Mr. George Smith believed that the real connection between the traditions of Babylonia and Palestine would never be cleared up until the literature of the Syrian population which intervened is recovered. It is very possible that light may be thrown upon the question by the excavations now being made at Jerablus, the site of Carchemish, the capital of the ancient Hittites. Terah may be the same word as Tarkhu, who seems to have been worshipped as a god by the Hittites; and Lucian has preserved a legend of the Flood and the patriarch Sisythes, who is evidently the Xisuthrus of the Babylonians, which was current at Hierapolis or Mabug, a little to the south of Jerablus. In this legend the ark has become a coffer, Sisythes and his family are alone preserved, and the Flood was sent to punish the wickedness of mankind.
There is one point which still deserves notice: these traditions are not fixed to any localities in or near Palestine, but even on the showing of the Jews themselves, belong to the neighbourhood of the Euphrates valley, and Babylonia in particular; this of course is clearly stated in the Babylonian inscriptions and traditions.
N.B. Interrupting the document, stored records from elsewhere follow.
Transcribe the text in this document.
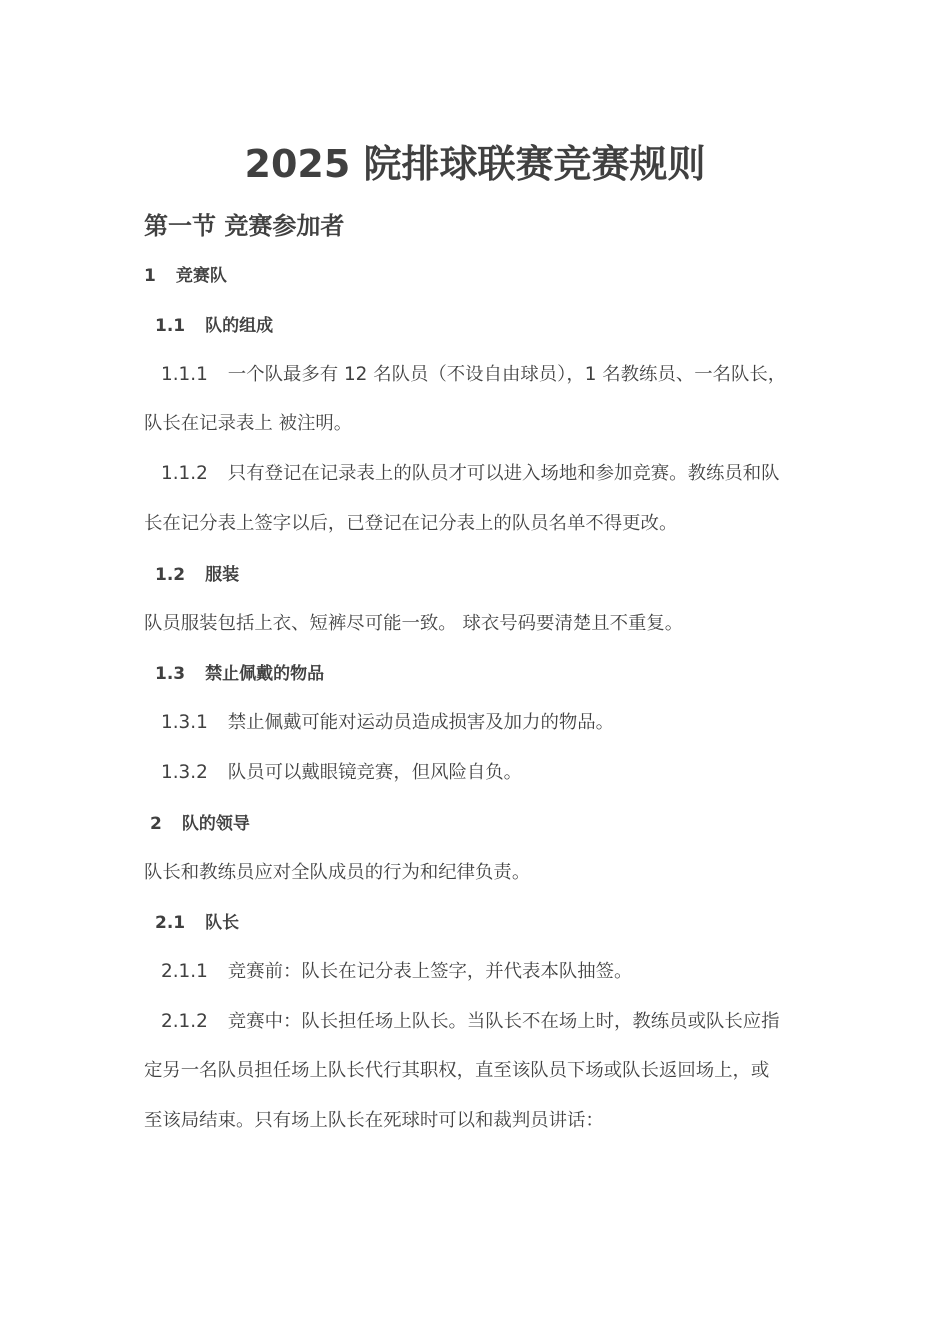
2025 院排球联赛竞赛规则
第一节 竞赛参加者
1 竞赛队
1.1 队的组成
1.1.1 一个队最多有 12 名队员（不设自由球员），1 名教练员、一名队长，
队长在记录表上 被注明。
1.1.2 只有登记在记录表上的队员才可以进入场地和参加竞赛。教练员和队
长在记分表上签字以后，已登记在记分表上的队员名单不得更改。
1.2 服装
队员服装包括上衣、短裤尽可能一致。 球衣号码要清楚且不重复。
1.3 禁止佩戴的物品
1.3.1 禁止佩戴可能对运动员造成损害及加力的物品。
1.3.2 队员可以戴眼镜竞赛，但风险自负。
2 队的领导
队长和教练员应对全队成员的行为和纪律负责。
2.1 队长
2.1.1 竞赛前：队长在记分表上签字，并代表本队抽签。
2.1.2 竞赛中：队长担任场上队长。当队长不在场上时，教练员或队长应指
定另一名队员担任场上队长代行其职权，直至该队员下场或队长返回场上，或
至该局结束。只有场上队长在死球时可以和裁判员讲话：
Eden, according even to the Jews, was by the Euphrates and Tigris; the cities of Babylon, Larancha, and Sippara were supposed by the Babylonians to have been founded before the Flood. Surippak was the city of the ark, the mountains east of the Tigris were the resting-place of the ark, Babylon was the site of the tower, and Ur of the Chaldees the birthplace of Abraham. These facts and the further statement that Abraham, the father and first leader of the Hebrew race, migrated from Ur to Harran in Syria, and from thence to Palestine, are all so much evidence in favour of the hypothesis that Chaldea was the original home of these stories, and that the Jews received them originally from the Babylonians; but on the other hand there are such striking differences in some parts of the legends, particularly in the names of the patriarchs before the Flood, that it is evident further information is required before we can determine how or when they were received by the Jews.